Our unpublished data demonstrate that FBXO31 is not regulated at the transcriptional level throughout the cell cycle (data not shown). Hence, we examined the possibility of regulation of FBXO31 at the posttranscriptional level by miRNAs. In support of this, our in silico analysis predicted four miRNAs (miR-17, miR-20, miR-93, and miR-106a) to be involved in the regulation of FBXO31 at the translational level. Recently, miR-17 and miR-20 have been reported to regulate FBXO31 in gastric cancer [39]. Our study revealed that miR-93 and miR-106a significantly suppressed the FBXO31 expression. This led us to investigate the regulation of FBXO31 by these miRNAs in detail.

Previous studies reported that miR-93 acts as an oncomiR by negatively regulating the tumor suppressor gene programmed cell death 4 in gastric carcinoma [40]. Oncogenic function of miR-93 is also reported in prostate cancer, ovarian cancer, lung cancer, head and neck squamous cell carcinoma, and non–small cell lung cancer [41], [42], [43], [44], [45]. It is also documented that miR-93 promotes glioma through regulation of AKT and IL8 [46]. Further, miR-93 has been shown to suppress VEGF and IL-8 in neuroblastoma [47]. All these reports establish that miR-93 is an oncomiR and is closely associated with cancer progression. In this study, we are reporting for the first time that oncomiR-93 functions by suppressing FBXO31 in breast cancer. Our results demonstrate that miR-93 is highly expressed in higher grades of breast cancer cell lines, which is in accordance with other cancers. In addition, we found that miR-93 significantly stabilizes Slug through suppression of FBXO31 at the posttranscriptional level, and in turn, stabilization of Slug leads to transcriptional upregulation of miR-93 expression. Thus, our results strongly suggest that miR-93–mediated Slug activation through the suppression of FBXO31 may be associated with breast cancer malignancy.
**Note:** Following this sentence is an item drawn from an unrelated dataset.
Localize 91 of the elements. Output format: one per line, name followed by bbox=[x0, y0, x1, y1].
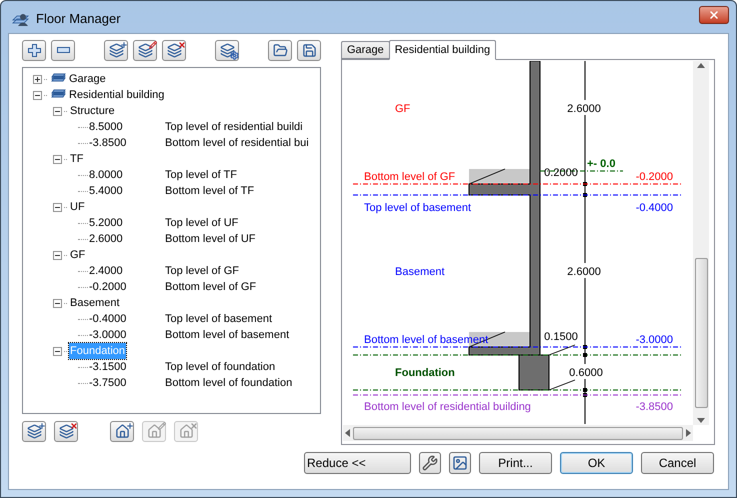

MiR-106a is also reported to be frequently upregulated in gastric cancer and promotes malignancy through activation of AKT pathway and inhibition of apoptotic pathway through inactivation of FAS [48]. It is also associated with promoting malignancy in NSLC, ovarian cancer, and gastric cancer by regulating PTEN, p130, pRB, and tissue inhibitors of metalloproteinase 2, respectively [49], [50], [51]. Our results demonstrate that miR-106a stabilizes Slug expression through significant suppression of FBXO31 at the posttranscriptional level. This relationship is further observed in different breast cancer cell lines, suggesting that miR-106a plays a crucial role in promoting malignancy.

Our study also demonstrated that FBXO31 promotes lysine 48-linkage specific polyubiquitylation–mediated proteasomal degradation of Slug and thereby prevents cell migration and invasion. Clinical data revealed that expression level of FBXO31 and Slug is inversely correlated in breast cancer. FBXO31 prevents the malignancy by degrading Slug at the proteasomal level and thereby limits the expression of both miRNAs under genotoxic stresses. To summarize, our results demonstrate that there is a feedback mechanism that exists between FBXO31, Slug, miR-93, and miR-106a.Therapeutic intervention aimed at breaking this loop could prove important for the treatment of breast cancer.

The following are the supplementary data related to this article.

Supplementary Table 1

List of Predicted miRNAs Targeting FBXO31

Supplementary Materials.

Conflict of Interest

The authors declare no conflict of interest.